WASHINGTON, DC – The misleading "health" halo surrounding highly-publicized marketing campaigns regarding sweetener reformulations is starting to dim.
Recent announcements by Starbucks and other brands that they will remove high fructose corn syrup from certain products are being called into question in news articles by experts and journalists. These articles have poked holes in companies' marketing efforts and put forth scientifically substantiated facts about sweeteners commonly used in foods.
As Washington Post health reporter Jennifer LaRue Huget wrote on June 12, "…most nutrition experts now agree there's really little material difference" between high fructose corn syrup and other caloric sweeteners. She added "They all deliver about 15-20 calories per teaspoon, and the human body appears not to know one from the other."
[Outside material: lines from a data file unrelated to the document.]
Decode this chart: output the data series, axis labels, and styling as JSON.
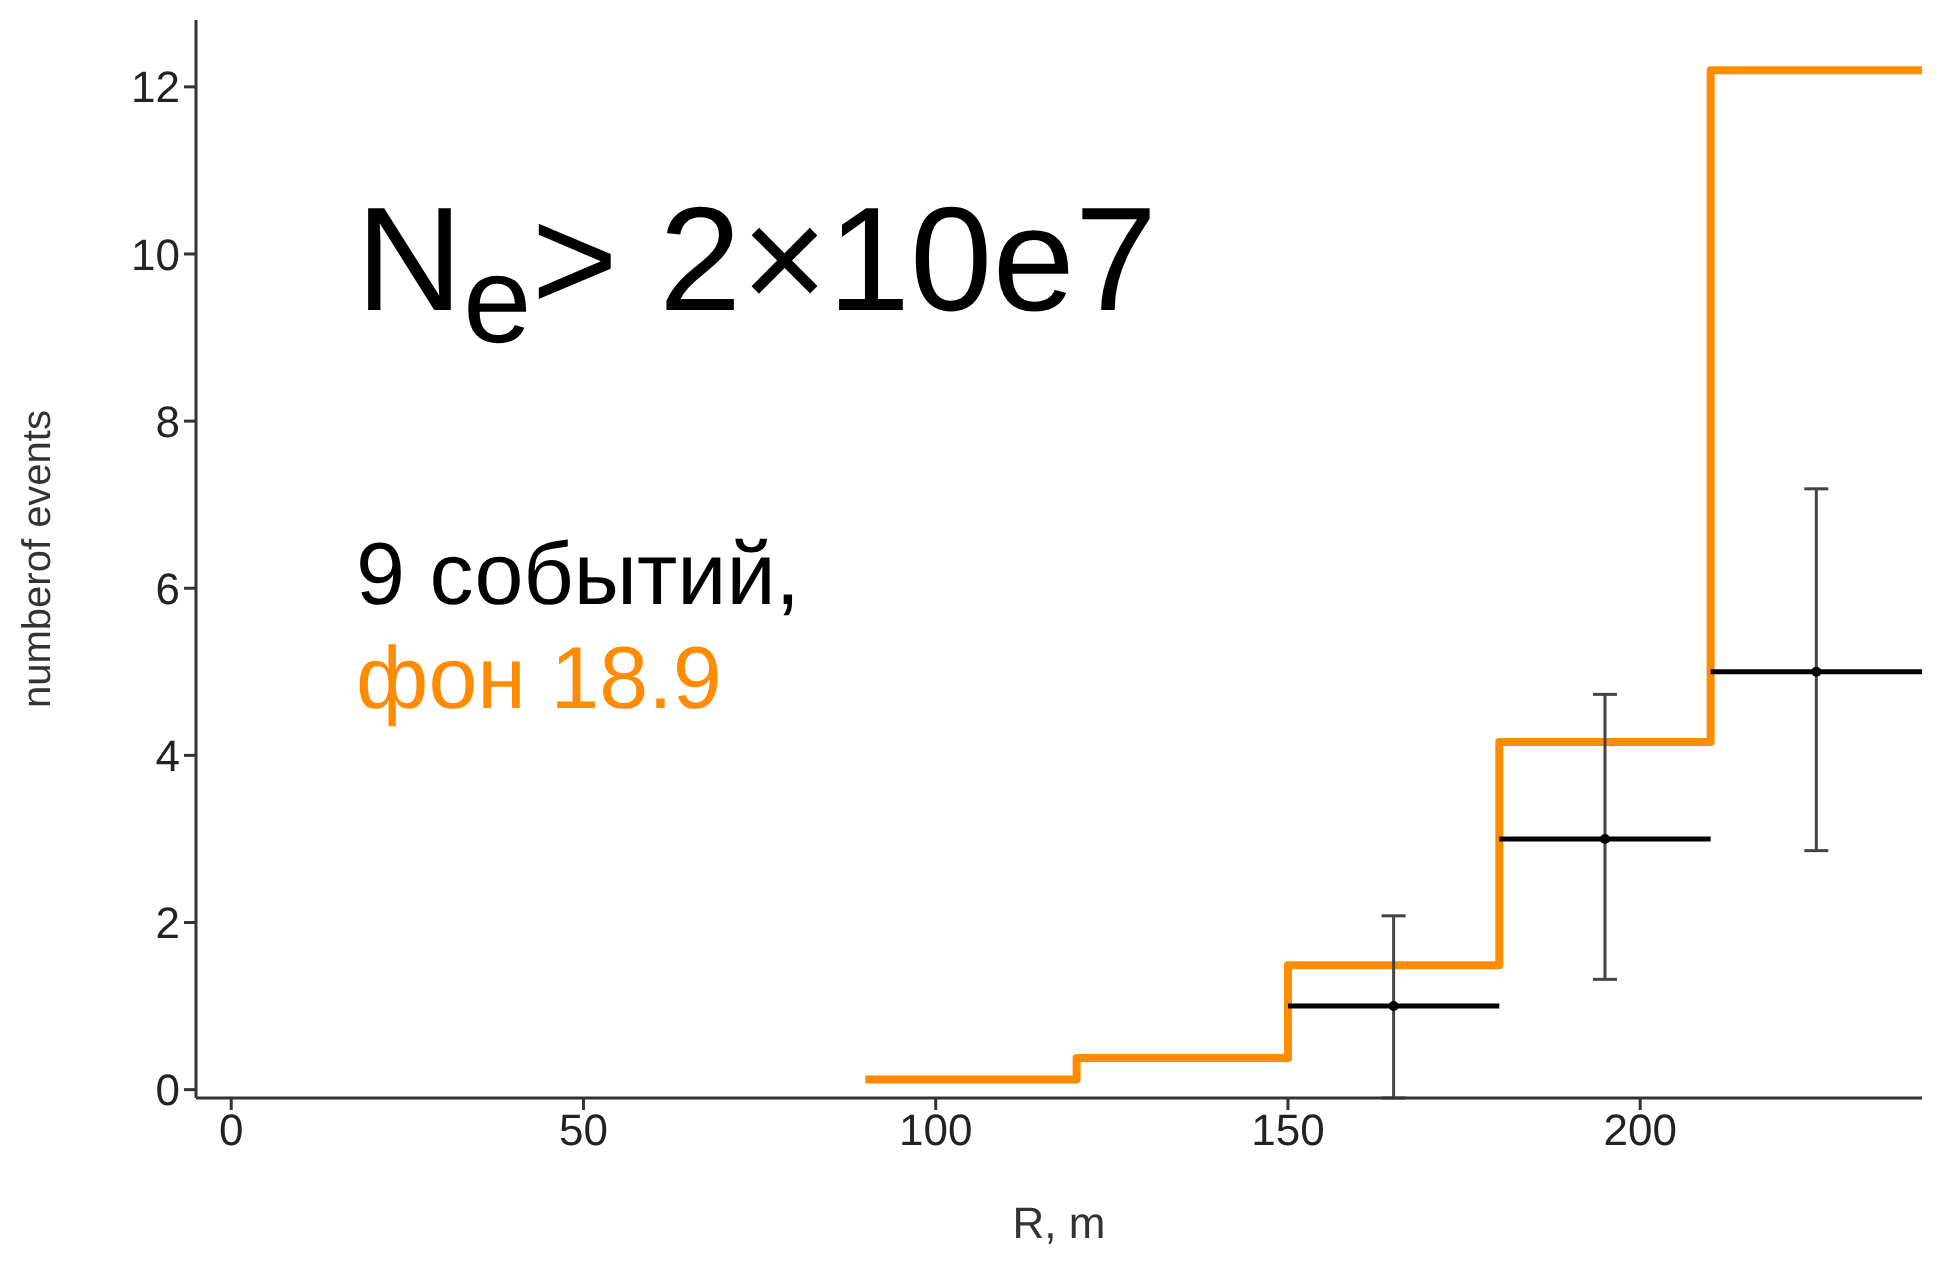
{
  "chart_data": {
    "type": "step",
    "xlabel": "R, m",
    "ylabel": "numberof events",
    "annotations": [
      "N$_{e}$> 2×10e7",
      "9 событий,",
      "фон 18.9"
    ],
    "xlim": [
      -5,
      240
    ],
    "xticks": [
      0,
      50,
      100,
      150,
      200
    ],
    "ylim": [
      -0.1,
      12.8
    ],
    "yticks": [
      0,
      2,
      4,
      6,
      8,
      10,
      12
    ],
    "grid": false,
    "series": [
      {
        "color": "#ff8c00",
        "x": [
          90,
          120,
          150,
          180,
          210,
          240
        ],
        "values": [
          0.12,
          0.38,
          1.49,
          4.16,
          12.2,
          12.2
        ]
      },
      {
        "type": "scatter",
        "color": "#000000",
        "x": [
          165,
          195,
          225
        ],
        "values": [
          1,
          3,
          5
        ],
        "xerrors": [
          15,
          15,
          15
        ],
        "errors": [
          [
            -0.1,
            2.08
          ],
          [
            1.32,
            4.73
          ],
          [
            2.86,
            7.19
          ]
        ]
      }
    ]
  }
}
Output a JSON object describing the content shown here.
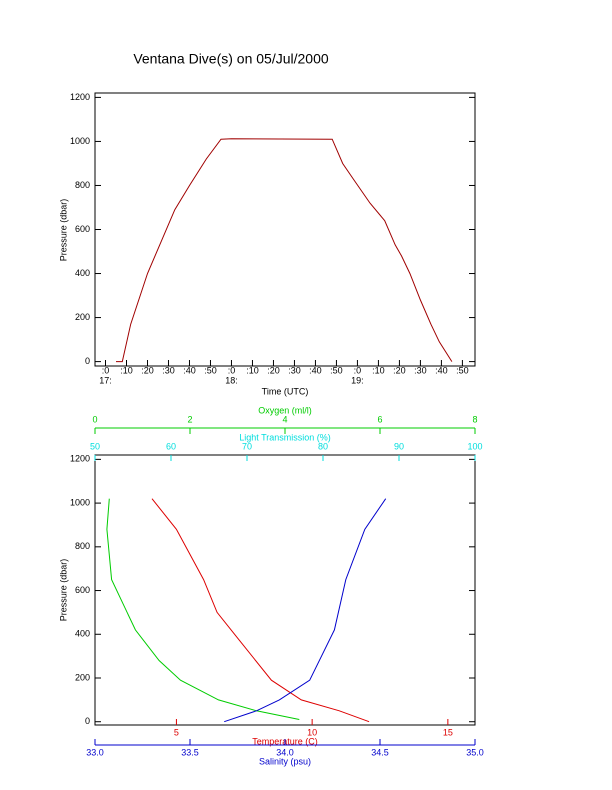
{
  "chart_data": [
    {
      "type": "line",
      "title": "Ventana Dive(s) on 05/Jul/2000",
      "xlabel": "Time (UTC)",
      "ylabel": "Pressure (dbar)",
      "xlim": [
        -5,
        176
      ],
      "ylim": [
        1220,
        -20
      ],
      "xticks": [
        {
          "value": 0,
          "label": ":0"
        },
        {
          "value": 10,
          "label": ":10"
        },
        {
          "value": 20,
          "label": ":20"
        },
        {
          "value": 30,
          "label": ":30"
        },
        {
          "value": 40,
          "label": ":40"
        },
        {
          "value": 50,
          "label": ":50"
        },
        {
          "value": 60,
          "label": ":0"
        },
        {
          "value": 70,
          "label": ":10"
        },
        {
          "value": 80,
          "label": ":20"
        },
        {
          "value": 90,
          "label": ":30"
        },
        {
          "value": 100,
          "label": ":40"
        },
        {
          "value": 110,
          "label": ":50"
        },
        {
          "value": 120,
          "label": ":0"
        },
        {
          "value": 130,
          "label": ":10"
        },
        {
          "value": 140,
          "label": ":20"
        },
        {
          "value": 150,
          "label": ":30"
        },
        {
          "value": 160,
          "label": ":40"
        },
        {
          "value": 170,
          "label": ":50"
        }
      ],
      "hour_labels": [
        {
          "value": 0,
          "label": "17:"
        },
        {
          "value": 60,
          "label": "18:"
        },
        {
          "value": 120,
          "label": "19:"
        }
      ],
      "yticks": [
        0,
        200,
        400,
        600,
        800,
        1000,
        1200
      ],
      "series": [
        {
          "color": "#a00000",
          "x": [
            5,
            8,
            12,
            20,
            33,
            40,
            48,
            55,
            60,
            108,
            113,
            118,
            126,
            133,
            138,
            141,
            145,
            150,
            155,
            159,
            165
          ],
          "values": [
            0,
            0,
            170,
            400,
            690,
            800,
            920,
            1010,
            1012,
            1010,
            900,
            830,
            720,
            640,
            530,
            480,
            400,
            280,
            170,
            90,
            0
          ]
        }
      ]
    },
    {
      "type": "profile",
      "ylabel": "Pressure (dbar)",
      "ylim": [
        1220,
        -15
      ],
      "yticks": [
        0,
        200,
        400,
        600,
        800,
        1000,
        1200
      ],
      "axes": [
        {
          "label": "Oxygen (ml/l)",
          "color": "#00cc00",
          "position": "top-outer",
          "xlim": [
            0,
            8
          ],
          "xticks": [
            0,
            2,
            4,
            6,
            8
          ]
        },
        {
          "label": "Light Transmission (%)",
          "color": "#00dddd",
          "position": "top",
          "xlim": [
            50,
            100
          ],
          "xticks": [
            50,
            60,
            70,
            80,
            90,
            100
          ]
        },
        {
          "label": "Temperature (C)",
          "color": "#dd0000",
          "position": "bottom",
          "xlim": [
            2,
            16
          ],
          "xticks": [
            5,
            10,
            15
          ]
        },
        {
          "label": "Salinity (psu)",
          "color": "#0000cc",
          "position": "bottom-outer",
          "xlim": [
            33,
            35
          ],
          "xticks": [
            {
              "value": 33,
              "label": "33.0"
            },
            33.5,
            {
              "value": 34,
              "label": "34.0"
            },
            34.5,
            {
              "value": 35,
              "label": "35.0"
            }
          ]
        }
      ],
      "series": [
        {
          "axis": 0,
          "color": "#00cc00",
          "pressure": [
            10,
            50,
            100,
            190,
            280,
            420,
            650,
            880,
            1020
          ],
          "values": [
            4.3,
            3.4,
            2.6,
            1.8,
            1.35,
            0.85,
            0.35,
            0.25,
            0.3
          ]
        },
        {
          "axis": 2,
          "color": "#dd0000",
          "pressure": [
            0,
            50,
            100,
            190,
            375,
            500,
            650,
            880,
            1020
          ],
          "values": [
            12.1,
            11.0,
            9.6,
            8.5,
            7.3,
            6.5,
            6.0,
            5.0,
            4.1
          ]
        },
        {
          "axis": 3,
          "color": "#0000cc",
          "pressure": [
            0,
            50,
            100,
            190,
            420,
            650,
            880,
            1020
          ],
          "values": [
            33.68,
            33.85,
            33.97,
            34.13,
            34.26,
            34.32,
            34.42,
            34.53
          ]
        }
      ]
    }
  ]
}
A June 25 Chicago Tribune article quoted food industry critic Walter Willett, M.D., of Harvard University's School of Public Health and author of Eat, Drink, and Be Healthy, who called recent product reformulations a "marketing distraction."
Another well-known food industry critic, Marion Nestle, commented that this type of product reformulation is a "calorie distractor." Nestle, who is the Paulette Goddard Professor of Nutrition, Food Studies and Public Health at New York University and author of What to Eat and Food Politics, continued her criticism stating, "The irony is that white table sugar — formerly a leading target of 'eat less' messages — suddenly has a health aura. Marketers have wasted no time moving in to use that aura to sell the same old products."
"Consumers are being misled into thinking that there are nutritional differences between high fructose corn syrup and sugar, when in fact they are nutritionally the same," said Audrae Erickson, president of the Corn Refiners Association. "Whether from cane, beets, or corn, a sugar is a sugar. They all contain four calories per gram. Switching out a kind of corn sugar for table sugar is not for health and it is not for science. It is for quarterly earnings. It is unfortunate that consumers are being duped by these marketing gimmicks – gimmicks which may result in higher food prices at checkout," Erickson said.